We are midway through January and you may be thinking something along the lines of: ‘I’ve already set my goals for this year’. Most people are quite good at setting themselves resolutions at the beginning of the year, but the question we are asking is how effective is your goal-setting?
As we said, goal setting is intuitive for most people, but it is important to set the right types of goals at the right time. At their best, goals can help provide direction, help us stay motivated and allow us to accomplish amazing things.
There are three types of goal. Outcome goals are based on the result of an event and therefore rely on the performance of others, an example in the equestrian world might be: winning a show jumping competition. Performance goals are objectives comparing to your own previous performances, so might be: wanting to get a clear round. Process goals are actions individuals must achieve during their performance, so could be: keeping your heels down around the course.

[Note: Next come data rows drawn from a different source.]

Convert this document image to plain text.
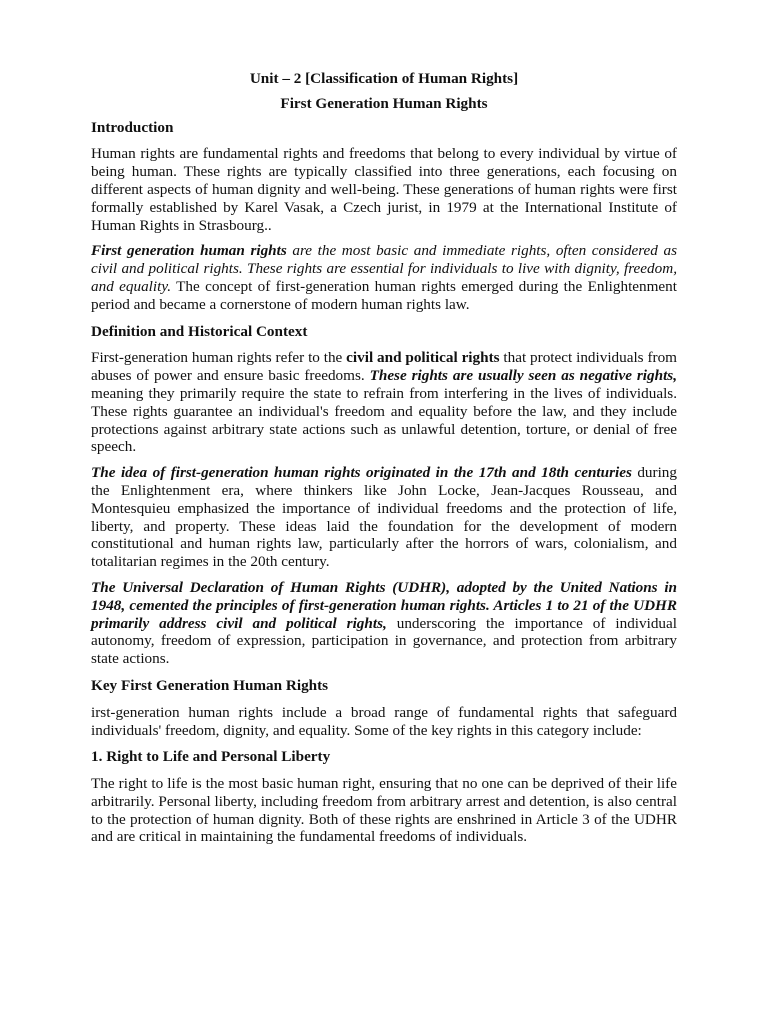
Unit – 2 [Classification of Human Rights]

First Generation Human Rights

Introduction

Human rights are fundamental rights and freedoms that belong to every individual by virtue of being human. These rights are typically classified into three generations, each focusing on different aspects of human dignity and well-being. These generations of human rights were first formally established by Karel Vasak, a Czech jurist, in 1979 at the International Institute of Human Rights in Strasbourg..

First generation human rights are the most basic and immediate rights, often considered as civil and political rights. These rights are essential for individuals to live with dignity, freedom, and equality. The concept of first-generation human rights emerged during the Enlightenment period and became a cornerstone of modern human rights law.

Definition and Historical Context

First-generation human rights refer to the civil and political rights that protect individuals from abuses of power and ensure basic freedoms. These rights are usually seen as negative rights, meaning they primarily require the state to refrain from interfering in the lives of individuals. These rights guarantee an individual's freedom and equality before the law, and they include protections against arbitrary state actions such as unlawful detention, torture, or denial of free speech.

The idea of first-generation human rights originated in the 17th and 18th centuries during the Enlightenment era, where thinkers like John Locke, Jean-Jacques Rousseau, and Montesquieu emphasized the importance of individual freedoms and the protection of life, liberty, and property. These ideas laid the foundation for the development of modern constitutional and human rights law, particularly after the horrors of wars, colonialism, and totalitarian regimes in the 20th century.

The Universal Declaration of Human Rights (UDHR), adopted by the United Nations in 1948, cemented the principles of first-generation human rights. Articles 1 to 21 of the UDHR primarily address civil and political rights, underscoring the importance of individual autonomy, freedom of expression, participation in governance, and protection from arbitrary state actions.

Key First Generation Human Rights

irst-generation human rights include a broad range of fundamental rights that safeguard individuals' freedom, dignity, and equality. Some of the key rights in this category include:

1. Right to Life and Personal Liberty

The right to life is the most basic human right, ensuring that no one can be deprived of their life arbitrarily. Personal liberty, including freedom from arbitrary arrest and detention, is also central to the protection of human dignity. Both of these rights are enshrined in Article 3 of the UDHR and are critical in maintaining the fundamental freedoms of individuals.
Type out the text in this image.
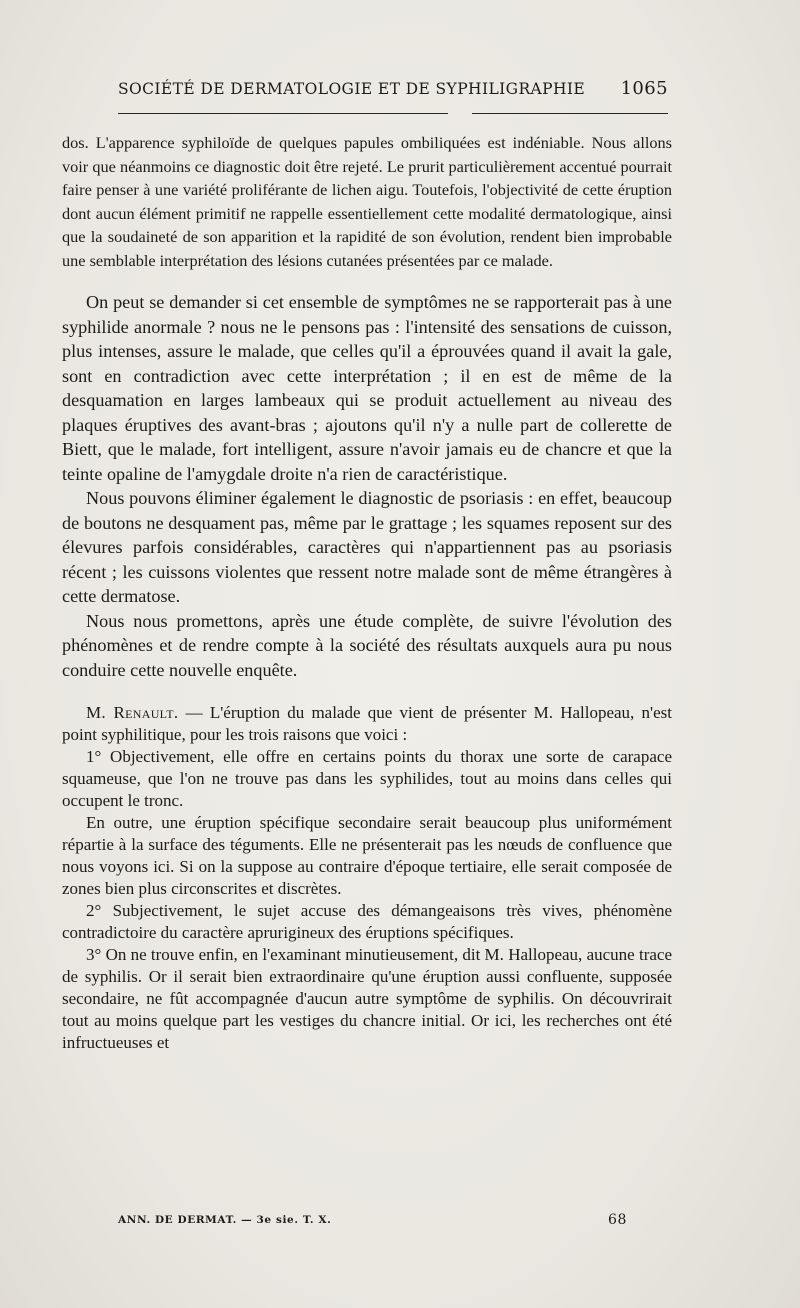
SOCIÉTÉ DE DERMATOLOGIE ET DE SYPHILIGRAPHIE 1065

dos. L'apparence syphiloïde de quelques papules ombiliquées est indéniable. Nous allons voir que néanmoins ce diagnostic doit être rejeté. Le prurit particulièrement accentué pourrait faire penser à une variété proliférante de lichen aigu. Toutefois, l'objectivité de cette éruption dont aucun élément primitif ne rappelle essentiellement cette modalité dermatologique, ainsi que la soudaineté de son apparition et la rapidité de son évolution, rendent bien improbable une semblable interprétation des lésions cutanées présentées par ce malade.

On peut se demander si cet ensemble de symptômes ne se rapporterait pas à une syphilide anormale ? nous ne le pensons pas : l'intensité des sensations de cuisson, plus intenses, assure le malade, que celles qu'il a éprouvées quand il avait la gale, sont en contradiction avec cette interprétation ; il en est de même de la desquamation en larges lambeaux qui se produit actuellement au niveau des plaques éruptives des avant-bras ; ajoutons qu'il n'y a nulle part de collerette de Biett, que le malade, fort intelligent, assure n'avoir jamais eu de chancre et que la teinte opaline de l'amygdale droite n'a rien de caractéristique.

Nous pouvons éliminer également le diagnostic de psoriasis : en effet, beaucoup de boutons ne desquament pas, même par le grattage ; les squames reposent sur des élevures parfois considérables, caractères qui n'appartiennent pas au psoriasis récent ; les cuissons violentes que ressent notre malade sont de même étrangères à cette dermatose.

Nous nous promettons, après une étude complète, de suivre l'évolution des phénomènes et de rendre compte à la société des résultats auxquels aura pu nous conduire cette nouvelle enquête.

M. Renault. — L'éruption du malade que vient de présenter M. Hallopeau, n'est point syphilitique, pour les trois raisons que voici :

1° Objectivement, elle offre en certains points du thorax une sorte de carapace squameuse, que l'on ne trouve pas dans les syphilides, tout au moins dans celles qui occupent le tronc.

En outre, une éruption spécifique secondaire serait beaucoup plus uniformément répartie à la surface des téguments. Elle ne présenterait pas les nœuds de confluence que nous voyons ici. Si on la suppose au contraire d'époque tertiaire, elle serait composée de zones bien plus circonscrites et discrètes.

2° Subjectivement, le sujet accuse des démangeaisons très vives, phénomène contradictoire du caractère aprurigineux des éruptions spécifiques.

3° On ne trouve enfin, en l'examinant minutieusement, dit M. Hallopeau, aucune trace de syphilis. Or il serait bien extraordinaire qu'une éruption aussi confluente, supposée secondaire, ne fût accompagnée d'aucun autre symptôme de syphilis. On découvrirait tout au moins quelque part les vestiges du chancre initial. Or ici, les recherches ont été infructueuses et

ANN. DE DERMAT. — 3e sie. T. X.	68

We should set all the types of goals but outcome goals should be for short-term motivation, such as: ‘I could have done better at that competition, next time I will’, and not before or during a competition as this could lead to added stress. Process goals are particularly helpful when trying to avoid performance related anxiety; both performance and process goals can be adjusted precisely and do not depend on an opponent.
Research shows that those high in goal setting ability feel less anxiety, higher confidence and have improved performance. There is a disadvantage if the goals are set too high and lead to consistent failure.

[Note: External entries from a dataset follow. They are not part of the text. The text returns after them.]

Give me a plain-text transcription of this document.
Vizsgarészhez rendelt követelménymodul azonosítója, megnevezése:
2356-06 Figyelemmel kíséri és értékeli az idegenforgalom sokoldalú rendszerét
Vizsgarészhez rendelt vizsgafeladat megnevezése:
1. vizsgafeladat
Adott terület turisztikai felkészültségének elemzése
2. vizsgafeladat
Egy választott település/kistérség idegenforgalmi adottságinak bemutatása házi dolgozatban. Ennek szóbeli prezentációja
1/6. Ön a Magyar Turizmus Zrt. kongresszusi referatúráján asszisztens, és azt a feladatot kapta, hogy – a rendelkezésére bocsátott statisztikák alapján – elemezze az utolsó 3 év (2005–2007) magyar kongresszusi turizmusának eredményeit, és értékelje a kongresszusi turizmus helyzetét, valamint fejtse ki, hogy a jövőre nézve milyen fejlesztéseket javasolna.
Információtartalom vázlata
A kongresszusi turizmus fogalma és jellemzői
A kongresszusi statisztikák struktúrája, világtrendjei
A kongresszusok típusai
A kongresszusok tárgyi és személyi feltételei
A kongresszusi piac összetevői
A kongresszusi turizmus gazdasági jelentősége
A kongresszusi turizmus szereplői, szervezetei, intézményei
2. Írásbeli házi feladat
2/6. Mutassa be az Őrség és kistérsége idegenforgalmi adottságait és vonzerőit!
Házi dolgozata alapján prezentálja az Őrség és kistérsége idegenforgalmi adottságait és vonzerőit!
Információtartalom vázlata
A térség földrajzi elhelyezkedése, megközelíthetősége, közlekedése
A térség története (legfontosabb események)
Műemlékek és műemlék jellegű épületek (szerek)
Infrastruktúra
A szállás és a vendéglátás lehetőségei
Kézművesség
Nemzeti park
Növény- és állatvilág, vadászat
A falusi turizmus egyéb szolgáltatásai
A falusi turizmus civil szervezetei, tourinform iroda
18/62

So, how do we set successful goals? You may have heard of the acronym SMART before: SPECIFIC, MEASURABLE, ACTION-ORIENTATED, REALISTIC and TIMELY. Let’s have a think about what that means.
Say our goal is to ‘complete a BE90’. That’s a fab goal, you have a fixed idea of where you want to be. It is quite specific and measurable, it is easy to realise when this level has been obtained. However, how are you going to action this? Are you and your horse ready for this level and it’s just a case of getting booked in and going? Or is it going to take preparation and what preparation are you going to do, will this involve some process goals? Is it realistic; is your horse jumping at 80/90 level or are they still jumping 60/70 level in which case jumping a BE90 becomes a longer-term goal? Which leads to the last question, time: when do you want to achieve this?
We are all riding at different levels and our horses are all from different walks of life. Social media can be great but it can encourage a high level of competition and this can be really hard on everyone. Thinking about your own goals and whether you have completed them is a great way to combat feeling inferior. After all, the people you feel competitive towards may have life a bit easier or have a better horse than you, but do they have SMARTer goals?